WARN ServernameA Check_MK [agent] Success, Missing monitoring data for plugins: chrony WARN, execution time 1.3 sec 2023-11-10 11:47:15 - 27.4 s
WARN ServernameB Check_MK [agent] Success, Missing monitoring data for plugins: chrony WARN, execution time 1.4 sec 2023-11-10 11:47:15 - 27.4 s
WARN ServernameC Check_MK [agent] Success, Missing monitoring data for plugins: chrony WARN, execution time 1.5 sec 2023-11-10 11:46:47 - 55.4 s
WARN ServernameX Check_MK [agent] Success, Missing monitoring data for plugins: chrony WARN, execution time 1.5 sec 2023-11-10 11:46:47 - 55.4 s
WARN ServernameY Check_MK [agent] Success, Missing monitoring data for plugins: chrony WARN, execution time 1.7 sec 2023-11-10 11:46:47 - 55.4 s
---
UNKN ServernameC OMD SiteName2 status Item not found in monitoring data 2023-11-27 09:31:21 - 14.9 s

Problem Description
Hey!

We’ve had strange issues with 2 inbuilt agent plugins (Chrony/NTP & OMD) intermittently not providing data to agent output. This issue started after updating from (2.1.0p25) to (2.1.0p35).

Due to the data disappearing intermittently from the agent output this issue has been hard to troubleshoot but our workaround below has worked so far:

#First problem:#
`run_cached "chrony" 30 "echo '<<<chrony>>>'; waitmax 5 chronyc -n tracking | cat || true" | sed 's/\(<<<chrony:cached(.*,\)30)>>>/\1120)>>>/'`
#Workaround 1:#
`echo '<<<chrony>>>'; waitmax 5 chronyc -n tracking | cat || true`
#Second problem:#
`run_cached "omd_status" 60 "echo '<<<omd_status>>>'; omd status --bare || true"`
#Workaround 2:#
`echo '<<<omd_status>>>'; omd status --bare || true`

Still unsure about the root cause of the issue but the culprit is the (run_cached) part.

Anybody have any help to give about this issue being a general issue worth reporting as a bug or this being something in relation to our local environment?

Hi.

Did you try to clean the cache with “cmk --flush ”. Looks like there are wrong data in cache.

Rg, Christian

1 Like

Thanks for the suggestion @ChristianM. Will try it out in combination with CheckMK 2.2 upgrade after the new year!

Hi,

after upgrading to 2.2.0p17 from 2.2.0p12, my dashboard is full with warnings.
I tried to clean the cache “cmk --flush” without success.

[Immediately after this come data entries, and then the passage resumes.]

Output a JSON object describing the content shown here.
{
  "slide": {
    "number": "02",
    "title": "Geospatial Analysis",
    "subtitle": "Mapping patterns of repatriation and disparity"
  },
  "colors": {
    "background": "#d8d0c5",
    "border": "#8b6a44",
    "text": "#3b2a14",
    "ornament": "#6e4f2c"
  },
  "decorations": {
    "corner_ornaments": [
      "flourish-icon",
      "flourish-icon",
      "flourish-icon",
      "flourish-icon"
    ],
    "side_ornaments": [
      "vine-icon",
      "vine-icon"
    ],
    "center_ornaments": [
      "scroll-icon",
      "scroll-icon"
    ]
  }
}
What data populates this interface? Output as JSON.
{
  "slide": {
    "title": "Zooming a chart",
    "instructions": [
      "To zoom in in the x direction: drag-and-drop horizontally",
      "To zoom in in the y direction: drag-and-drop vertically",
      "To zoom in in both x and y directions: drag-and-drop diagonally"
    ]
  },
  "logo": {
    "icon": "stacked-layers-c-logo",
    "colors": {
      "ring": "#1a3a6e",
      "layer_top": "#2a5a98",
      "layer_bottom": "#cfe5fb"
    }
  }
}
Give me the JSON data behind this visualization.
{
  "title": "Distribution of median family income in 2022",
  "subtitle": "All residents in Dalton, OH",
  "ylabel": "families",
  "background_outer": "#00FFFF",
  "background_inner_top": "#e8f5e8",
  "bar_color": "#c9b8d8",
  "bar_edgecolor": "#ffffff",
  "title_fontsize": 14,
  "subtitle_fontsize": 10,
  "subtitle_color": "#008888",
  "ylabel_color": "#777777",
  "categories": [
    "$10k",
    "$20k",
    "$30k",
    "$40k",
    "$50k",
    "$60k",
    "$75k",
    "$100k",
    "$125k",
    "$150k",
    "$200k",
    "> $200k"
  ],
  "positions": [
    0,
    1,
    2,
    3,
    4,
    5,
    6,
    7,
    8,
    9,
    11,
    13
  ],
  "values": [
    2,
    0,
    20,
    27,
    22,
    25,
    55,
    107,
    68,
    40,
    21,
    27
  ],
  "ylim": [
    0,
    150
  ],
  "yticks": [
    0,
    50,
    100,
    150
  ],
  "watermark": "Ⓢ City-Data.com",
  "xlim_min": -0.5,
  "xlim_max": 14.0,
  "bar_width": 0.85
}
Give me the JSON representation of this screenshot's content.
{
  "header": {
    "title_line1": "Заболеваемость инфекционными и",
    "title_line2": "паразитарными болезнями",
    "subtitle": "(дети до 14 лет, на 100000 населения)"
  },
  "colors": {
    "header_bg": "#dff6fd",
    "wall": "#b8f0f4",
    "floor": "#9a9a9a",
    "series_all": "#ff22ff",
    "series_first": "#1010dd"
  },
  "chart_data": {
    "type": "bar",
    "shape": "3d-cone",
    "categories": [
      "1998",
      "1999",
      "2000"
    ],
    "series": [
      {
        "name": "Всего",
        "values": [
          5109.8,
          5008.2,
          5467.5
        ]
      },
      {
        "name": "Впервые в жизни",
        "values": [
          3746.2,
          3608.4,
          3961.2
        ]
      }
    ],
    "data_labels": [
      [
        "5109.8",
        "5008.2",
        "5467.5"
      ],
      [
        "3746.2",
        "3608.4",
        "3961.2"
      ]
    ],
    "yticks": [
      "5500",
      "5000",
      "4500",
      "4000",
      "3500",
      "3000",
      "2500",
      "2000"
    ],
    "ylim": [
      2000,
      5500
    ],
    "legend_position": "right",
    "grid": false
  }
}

[agent] Success, [piggyback] Success (but no data found for this host), Missing monitoring data for plugins: chronyWARN, execution time 3.0 sec
Vanished services: 1 (chrony: 1)WARN, Host labels: all up to date

Vanished services: 1 (omd_status: 1)WARN, Host labels: all up to date

They are appearing and disappearing.

Seems to be the same problem.

Thanks.

@ChristianM Unfortunately same result after (cmk --flush) as for @peter-held.

Servers and Agent upgraded to (2.2.0p17) this week and still same issue. Had to re-implement workaround code (remove run_cached/_run_cached_internal) again.